Re: HTTP/2 Expression of luke-warm interest: Varnish from Roberto Peon on 2012-07-17 (ietf-http-wg@w3.org from July to September 2012)

From: Roberto Peon <grmocg@gmail.com>
Date: Tue, 17 Jul 2012 00:50:36 -0700
To: Poul-Henning Kamp <phk@phk.freebsd.dk>
Cc: HTTP Working Group <ietf-http-wg@w3.org>, Brian Pane <brianp@brianp.net>
Message-ID: <CAP+FsNetP9uhjrNXwXkJgZNGXMbbj0U8WfJfbyHK6jBF0TnKrw@mail.gmail.com>
On Jul 17, 2012 12:10 AM, "Poul-Henning Kamp" <phk@phk.freebsd.dk> wrote:
>
> In message <
CAAbTgTs78uxYKuc0LFDLG1M+yq4xS2eL1UAL13dtO9g3rHsq2A@mail.gmail.com>
> , Brian Pane writes:
>
> >My key takeaway from your draft is that you're advocating for HTTP/2.0
> >to have a wire format that can be parsed with efficiency much closer
> >to TCP [...]
>
> Yes, at least for the routing envelope.
>
> The metadata and content should probably be squeezed as hard as we
> reasonably can.
>
> >Section 9.1 defines a very small set of message components that are
> >available to the "HTTP router" in an efficient representation.
>
> This is one of the places where I've changed my mind a fair bit
> since I wrote this, in particular with respect to URI, and cookies,
> but the general idea still holds.
>
> >e.g., routing traffic based on cookies that
> >persisted across sessions, routing based on query parameters, and even
> >routing based on custom headers inserted by a previous hop in a
> >multi-tier hierarchy.
>
> (Cookies are gone in my vision of HTTP/2.0 by now, instead you'll
> have a client created and supplied session identifier.)
>
> Yes, there are times and places where you need more detailed
> routing, and if so, you'll have to pay the cost of taking it
> all apart.
>
> But a very large fraction of all HTTP-routing is by "Host:" header
> only, and if you add URI and session-id to that, I wouldn't be
> surprised if you have covered 90% of all HTTP routing based on the
> request.  (Obviously a lot of routing happens on the basis of server
> availability, but that is unaffected by the protocol.)
>
> There is a significant gain to be had for all routing, also the
> more complex kind you mention, if the multiplex-ID/stream-ID can
> double as a flow-label for routing, so the router only have to
> examine the first request on each stream, and let all subsequent
> requests follow the same decision.
>
> One further optimization from there, could be to only send the
> envelope when you open a new stream/mux-channel, but I'm not
> sure if that would be a net pessimization or optimization.
>
> >I think it would be illuminating to hear from some people who have
> >sites with 1) very high traffic (big enough to care about high-speed
> >request parsing and routing),

I have experience with such. Mapping URL space and determining routing is a
huge pain in the posterior, but the problem is more social than
technological. :/

Parsing the same crud over and over again (and, more specifically doing the
memory management associated with such) is the most bothersome component at
this layer. Being informed only when things change is probably a better
idea and one which will be fun and interesting to pursue.

>
> I'd much rather ask a VHDL/Verilog wizard: "How would you
> route HTTP requests at 1Tbit/s in an FPGA ?"
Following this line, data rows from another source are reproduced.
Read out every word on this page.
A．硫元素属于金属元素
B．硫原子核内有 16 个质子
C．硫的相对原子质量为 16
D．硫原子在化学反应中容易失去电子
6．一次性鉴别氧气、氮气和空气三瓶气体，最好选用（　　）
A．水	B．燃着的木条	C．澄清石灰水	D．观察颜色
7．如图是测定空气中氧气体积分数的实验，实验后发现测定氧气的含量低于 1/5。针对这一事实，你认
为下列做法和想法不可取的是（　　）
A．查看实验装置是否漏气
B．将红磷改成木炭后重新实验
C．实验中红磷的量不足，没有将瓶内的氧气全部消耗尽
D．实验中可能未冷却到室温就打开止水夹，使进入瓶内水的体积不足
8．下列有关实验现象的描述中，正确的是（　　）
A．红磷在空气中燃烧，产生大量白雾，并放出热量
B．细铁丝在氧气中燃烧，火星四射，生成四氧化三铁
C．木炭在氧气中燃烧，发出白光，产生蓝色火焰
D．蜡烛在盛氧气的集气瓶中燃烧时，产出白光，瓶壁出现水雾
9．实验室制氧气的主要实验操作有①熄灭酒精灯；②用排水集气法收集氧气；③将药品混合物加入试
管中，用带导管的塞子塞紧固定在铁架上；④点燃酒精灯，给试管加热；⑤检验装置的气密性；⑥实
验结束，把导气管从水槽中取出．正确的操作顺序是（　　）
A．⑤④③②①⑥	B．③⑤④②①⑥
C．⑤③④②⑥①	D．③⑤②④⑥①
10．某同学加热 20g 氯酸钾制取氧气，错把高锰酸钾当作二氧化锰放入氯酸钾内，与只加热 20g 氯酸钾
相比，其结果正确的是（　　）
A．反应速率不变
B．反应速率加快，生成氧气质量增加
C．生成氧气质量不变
The base problem isn't the technology-- I bet that we could get something
in software going at line rate, limited mainly by bus speeds if the
configuration space for the mapping (call it route discovery) were simple
enough.

The holdup is that users have bookmarks, external links, etc. and so sites
are reasonably reluctant to change their (unfortunately complex and
potentially order dependent rule) mappings when doing so might lose them
traffic.
Ignoring bookmarks and other links, it is still problematic to get a site
to change the mappings because they'll have to support both the HTTP/2
stuff and the http/1 stuff. They're not likely to do it. It would take a
massive effort to make such a thing happen.

It gets worse when one considers pieces of hardware which are not
upgradable and have url-space hardwired into their firmware. One must wait
until most such devices and appliances have reached their end-of-life, and
pray that none have replaced it using similar designs with different fixed
url-space.

So, the problem is that we're stuck with this for the foreseeable future, I
believe.

We could define a new approach that was useful separately by encoding some
other, non-human readable information into the URL or equivalent, but... we
could already do that but don't.

If we wish to improve this part of the problem, the question is why we
don't bother to use mechanisms that already enabled with today's
tech/feature set.
Any ideas as to how to reprogram site designers/authors? :)

>
> The routable envelope is meant to be a hedge for the future: We
> might be able to route 10 or even 40Gbit/s on todays silicon, but
> if we want to do it to 1Tbit/s on tomorrows silicon, I am sure need
> to make the task easier, because the silicon isn't getting faster,
> it's just getting wider.
>
> But as I hope is clear:  This was intended as food for long-range
> thought, not as a concrete proposal.
>
> --
> Poul-Henning Kamp       | UNIX since Zilog Zeus 3.20
> phk@FreeBSD.ORG         | TCP/IP since RFC 956
> FreeBSD committer       | BSD since 4.3-tahoe
> Never attribute to malice what can adequately be explained by
incompetence.
>
Received on Tuesday, 17 July 2012 07:51:10 UTC